Other methods include applying top-dressing materials, such as heavy layers of sand, colored sand, dark materials to harness solar warming, salts, and other compounds to melt snow and ice. Turfgrass managers also commonly use permeable or impermeable covers and their combination before snow in the fall season to protect putting greens or athletic fields (Frank, 2016). Permeable covers will allow for gas exchange, but they can allow ice layers to accumulate under the cover. Impermeable covers allow for no ice or water to reach the turf putting green canopy; however, they do not allow for adequate gas exchange to occur. This results in venting of the putting green to be required so that gas exchange can occur periodically (Rochette et al., 2006). Unseasonal temperatures such as late warm fall periods or early warm spring periods followed by cold make it difficult to know when the right time is to apply covers. It can also be costly to purchase covers and labor intensive to install cover systems.
Potential management strategies
Solutions that can be used on larger turf areas, are less labor intensive, and have fewer drawbacks, such as difficulty in timing management strategies due to annual weather changes, are needed to improve turfgrass tolerance to ice encasement stress. Climate change may increase ice encasement incidence and freeze/thaw periods in spring. Chemical applications of protective compounds or plant growth regulators (PGRs) have been proposed to increase turfgrass overwinter survival for large areas. To adequately develop these proposed methods, a better understanding of the physiological relationships between cold acclimation and ice encasement tolerance and spring recovery is needed.

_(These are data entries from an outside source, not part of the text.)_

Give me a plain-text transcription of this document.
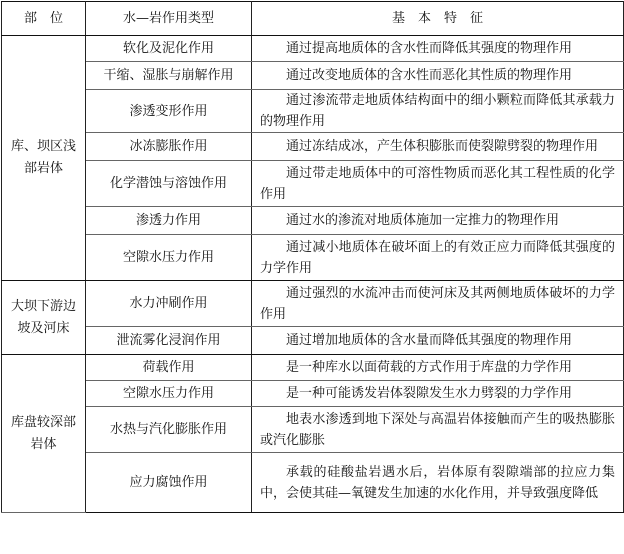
部　位	水—岩作用类型	基　本　特　征
库、坝区浅部岩体	软化及泥化作用	通过提高地质体的含水性而降低其强度的物理作用
	干缩、湿胀与崩解作用	通过改变地质体的含水性而恶化其性质的物理作用
	渗透变形作用	通过渗流带走地质体结构面中的细小颗粒而降低其承载力的物理作用
	冰冻膨胀作用	通过冻结成冰，产生体积膨胀而使裂隙劈裂的物理作用
	化学潜蚀与溶蚀作用	通过带走地质体中的可溶性物质而恶化其工程性质的化学作用
	渗透力作用	通过水的渗流对地质体施加一定推力的物理作用
	空隙水压力作用	通过减小地质体在破坏面上的有效正应力而降低其强度的力学作用
大坝下游边坡及河床	水力冲刷作用	通过强烈的水流冲击而使河床及其两侧地质体破坏的力学作用
	泄流雾化浸润作用	通过增加地质体的含水量而降低其强度的物理作用
库盘较深部岩体	荷载作用	是一种库水以面荷载的方式作用于库盘的力学作用
	空隙水压力作用	是一种可能诱发岩体裂隙发生水力劈裂的力学作用
	水热与汽化膨胀作用	地表水渗透到地下深处与高温岩体接触而产生的吸热膨胀或汽化膨胀
	应力腐蚀作用	承载的硅酸盐岩遇水后，岩体原有裂隙端部的拉应力集中，会使其硅—氧键发生加速的水化作用，并导致强度降低
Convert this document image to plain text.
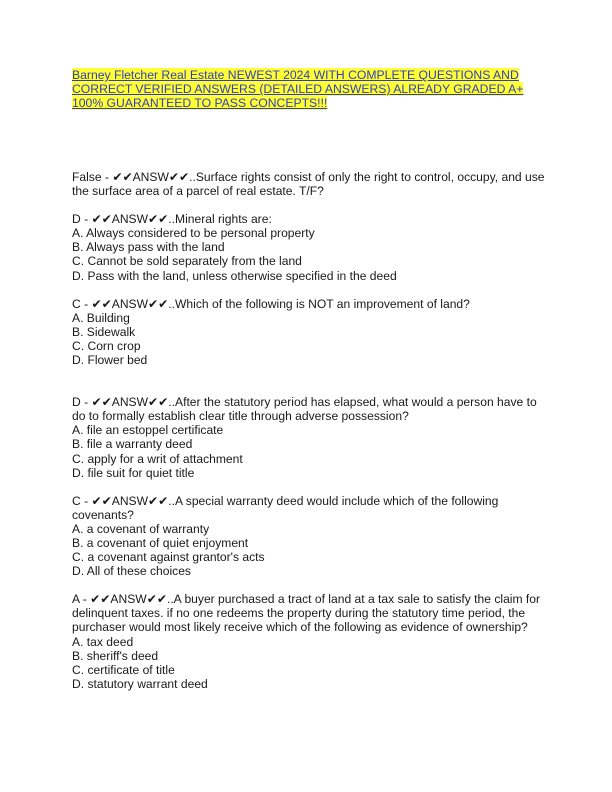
Barney Fletcher Real Estate NEWEST 2024 WITH COMPLETE QUESTIONS AND
CORRECT VERIFIED ANSWERS (DETAILED ANSWERS) ALREADY GRADED A+
100% GUARANTEED TO PASS CONCEPTS!!!

False - ✔✔ANSW✔✔..Surface rights consist of only the right to control, occupy, and use

the surface area of a parcel of real estate. T/F?

D - ✔✔ANSW✔✔..Mineral rights are:

A. Always considered to be personal property

B. Always pass with the land

C. Cannot be sold separately from the land

D. Pass with the land, unless otherwise specified in the deed

C - ✔✔ANSW✔✔..Which of the following is NOT an improvement of land?

A. Building

B. Sidewalk

C. Corn crop

D. Flower bed

D - ✔✔ANSW✔✔..After the statutory period has elapsed, what would a person have to

do to formally establish clear title through adverse possession?

A. file an estoppel certificate

B. file a warranty deed

C. apply for a writ of attachment

D. file suit for quiet title

C - ✔✔ANSW✔✔..A special warranty deed would include which of the following

covenants?

A. a covenant of warranty

B. a covenant of quiet enjoyment

C. a covenant against grantor's acts

D. All of these choices

A - ✔✔ANSW✔✔..A buyer purchased a tract of land at a tax sale to satisfy the claim for

delinquent taxes. if no one redeems the property during the statutory time period, the

purchaser would most likely receive which of the following as evidence of ownership?

A. tax deed

B. sheriff's deed

C. certificate of title

D. statutory warrant deed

It may be possible to alter or regulate physiological properties occurring during cold acclimation to increase tolerance to ice encasement stress or allow for adequate resource conservation or storage for survival and recovery. Specific processes associated with plant acclimation include photosynthesis and respiration changes, carbohydrate allocation, plant water relations, shifts in membrane composition (fatty acids), hormone responses, and other metabolite changes (Thomashow, 1999). Turfgrass species exhibit differential mechanisms associated with cold acclimation. For instance, when carbohydrate metabolism begins to change in productivity during acclimation or become minimal during dormancy may influence overwintering and winter stress survival. Low respiration of winter wheat and some cool-season grasses has been shown to increase survival to winter conditions (Bertrand et al., 2003; Sagisaka et al., 1991). Identifying important traits such as photosynthesis and respiration rates during cold acclimation and how those processes may be altered by winter preparatory treatments to prepare turfgrasses for ice encasement survival needs additional investigation.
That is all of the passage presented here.